The Weekly Rhetoric

The Cues You’re Missing

Hey Rhetors,

I want you to imagine a simple interaction between two people:

PERSON 1: Want to grab lunch later?
PERSON 2: Sure.

Simple and straightforward! Nothing seems out of the ordinary with it. There’s a request, there’s a response, now two plebeians who originally didn’t have a plan can now enjoy a culinary journey of some kind together. Just about every single one of us has probably said this or been asked this before. 

Below, you’ll soon see why even an interaction as seemingly simple as this can take on hundreds of different meanings, and it all has to do with context, or what communication theorist Dean Barnlund formalized in 1970 as “cues.”

One Model to Rule Them All

Let me get one thing off my chest that I’ve been harboring since graduating college: communication scholars. Care way to much about their models! One of my least favorite units in some of those early classes had me memorizing steps or components of dozens of models, who made them and when, yada yada. I didn’t sign up for a history class, I wanted to talk and write!

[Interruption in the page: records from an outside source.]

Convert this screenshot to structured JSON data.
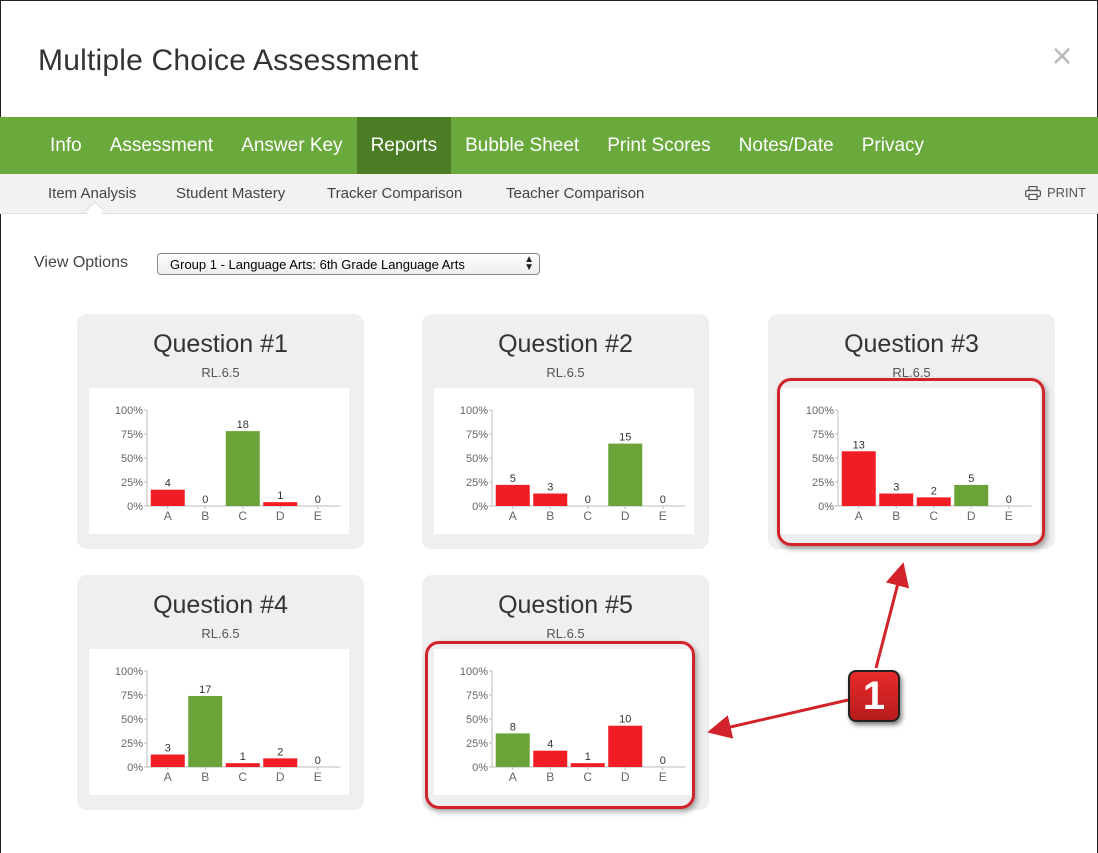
{
  "modal": {
    "title": "Multiple Choice Assessment",
    "close_icon": "close-icon"
  },
  "nav": {
    "items": [
      "Info",
      "Assessment",
      "Answer Key",
      "Reports",
      "Bubble Sheet",
      "Print Scores",
      "Notes/Date",
      "Privacy"
    ],
    "active": "Reports"
  },
  "subnav": {
    "items": [
      "Item Analysis",
      "Student Mastery",
      "Tracker Comparison",
      "Teacher Comparison"
    ],
    "active": "Item Analysis",
    "print_label": "PRINT",
    "print_icon": "printer-icon"
  },
  "view_options": {
    "label": "View Options",
    "selected": "Group 1 - Language Arts: 6th Grade Language Arts"
  },
  "colors": {
    "correct": "#6aa337",
    "incorrect": "#f01d25",
    "nav": "#6aa93c",
    "nav_active": "#4a7d24",
    "callout": "#d2232a"
  },
  "callout": {
    "label": "1"
  },
  "chart_data": [
    {
      "type": "bar",
      "title": "Question #1",
      "subtitle": "RL.6.5",
      "categories": [
        "A",
        "B",
        "C",
        "D",
        "E"
      ],
      "counts": [
        4,
        0,
        18,
        1,
        0
      ],
      "percents": [
        17,
        0,
        78,
        4,
        0
      ],
      "correct": "C",
      "yticks": [
        "100%",
        "75%",
        "50%",
        "25%",
        "0%"
      ],
      "ylim": [
        0,
        100
      ]
    },
    {
      "type": "bar",
      "title": "Question #2",
      "subtitle": "RL.6.5",
      "categories": [
        "A",
        "B",
        "C",
        "D",
        "E"
      ],
      "counts": [
        5,
        3,
        0,
        15,
        0
      ],
      "percents": [
        22,
        13,
        0,
        65,
        0
      ],
      "correct": "D",
      "yticks": [
        "100%",
        "75%",
        "50%",
        "25%",
        "0%"
      ],
      "ylim": [
        0,
        100
      ]
    },
    {
      "type": "bar",
      "title": "Question #3",
      "subtitle": "RL.6.5",
      "categories": [
        "A",
        "B",
        "C",
        "D",
        "E"
      ],
      "counts": [
        13,
        3,
        2,
        5,
        0
      ],
      "percents": [
        57,
        13,
        9,
        22,
        0
      ],
      "correct": "D",
      "yticks": [
        "100%",
        "75%",
        "50%",
        "25%",
        "0%"
      ],
      "ylim": [
        0,
        100
      ]
    },
    {
      "type": "bar",
      "title": "Question #4",
      "subtitle": "RL.6.5",
      "categories": [
        "A",
        "B",
        "C",
        "D",
        "E"
      ],
      "counts": [
        3,
        17,
        1,
        2,
        0
      ],
      "percents": [
        13,
        74,
        4,
        9,
        0
      ],
      "correct": "B",
      "yticks": [
        "100%",
        "75%",
        "50%",
        "25%",
        "0%"
      ],
      "ylim": [
        0,
        100
      ]
    },
    {
      "type": "bar",
      "title": "Question #5",
      "subtitle": "RL.6.5",
      "categories": [
        "A",
        "B",
        "C",
        "D",
        "E"
      ],
      "counts": [
        8,
        4,
        1,
        10,
        0
      ],
      "percents": [
        35,
        17,
        4,
        43,
        0
      ],
      "correct": "A",
      "yticks": [
        "100%",
        "75%",
        "50%",
        "25%",
        "0%"
      ],
      "ylim": [
        0,
        100
      ]
    }
  ]
}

But admittedly, there was one that I thought was particularly fun, and it’s the one I mentioned just above. At its highest level, imagine saying “sure” in the example above, but also actively thinking about whether you remembered to feed your dog, what your phone just pinged you about in your pocket, the way you’re standing in front of this person, and where and when you’re interacting.

Congratulations, you’re now living in Barnlund’s transactional model.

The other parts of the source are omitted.